I initialized the project with this typescript-starter template. Then, I replaced the generic app code with what Llama produced. I renamed the files and moved them to a more Nest-appropriate folder structure, removed the Llama commentary, and did some more code refactoring to be more idiomatic of Nest. Then, I fired up VS Code with the Copilot plugin and got to work fixing everything that was broken.

Copilot’s statement completion on steroids capability was very similar to what I experienced with Amazon Code Whisperer. It sure does save on typing. It is usually accurate and gets better the longer you use it. However, do not let that lull you into a false sense of contentment. It can and does make mistakes that can be pretty stupid. One time, it generated a block of code where one line in the middle was just a variable name and a semicolon. It didn’t do anything. I completely missed that. It was the linter that finally caught it. Review fatigue is very real.

The inline chat capability was more hit-or-miss. It usually does okay if you ask it to write a simple function describing what that function should do. It is not so good when you ask it to fix a bug or resolve a compiler issue. Like Llama, Copilot also struggled with Nest-style dependency injection and came up short there.

Are LLMs Worth It?

It took me a week to take the Llama-generated code and make it Nest idiomatic, feature complete, and pass both unit and integration tests. That is 15 files, totaling 886 lines of code. I did not keep track of my time on this, and I was busy with other projects during that timeframe. I did not work on this full-time. The previous feature identical implementation, Feed 15, was Kotlin on Spring Web Flux, which initially took me about a month to code. I also did not work on Feed 15 full-time. That implementation was 17 files and 1017 lines coded by hand.

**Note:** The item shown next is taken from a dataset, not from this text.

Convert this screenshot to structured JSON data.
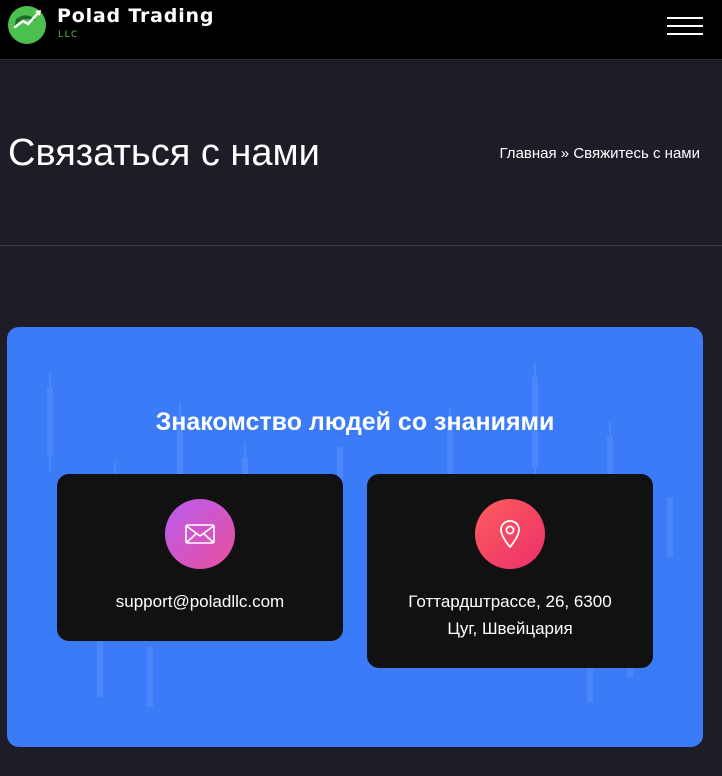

A simple back-of-the-envelope calculation yields that using these LLMs tripled my productivity. That is most likely a conservative estimate. Remember that most coders have other responsibilities that are not included in this evaluation.

Looking Back

It’s been nine months since that InfoQ article was published. What has changed in this space since then? A lot but also very little. Regarding the Gartner Hype Cycle, we are still heading towards the peak of inflated expectations, but I do catch the occasional article hinting that there might be a trough of disillusionment somewhere in the future. The Open AI folks have decided to make progress on their goal of achieving AGI by redefining AGI as something easier to achieve. The context windows have gotten considerably larger. Many LLMs are now multimodal. With some notable exceptions, building LLMs has become more efficient, leading to lower costs and lowering the barriers to entry. The variety and quality of tools and technologies, both open-source and cloud-based, make it easier to distill, fine-tune, or RAG your LLMs. A majority of companies now incorporate LLMs into their workflows or offerings. Not much has changed in the humble world of LLM fueled code generation. Statement completion is still the killer app. LLMs continue to disrupt Q&A platforms. LLMs still don’t understand annotation (a.k.a. decorators in Typescript) based dependency injection.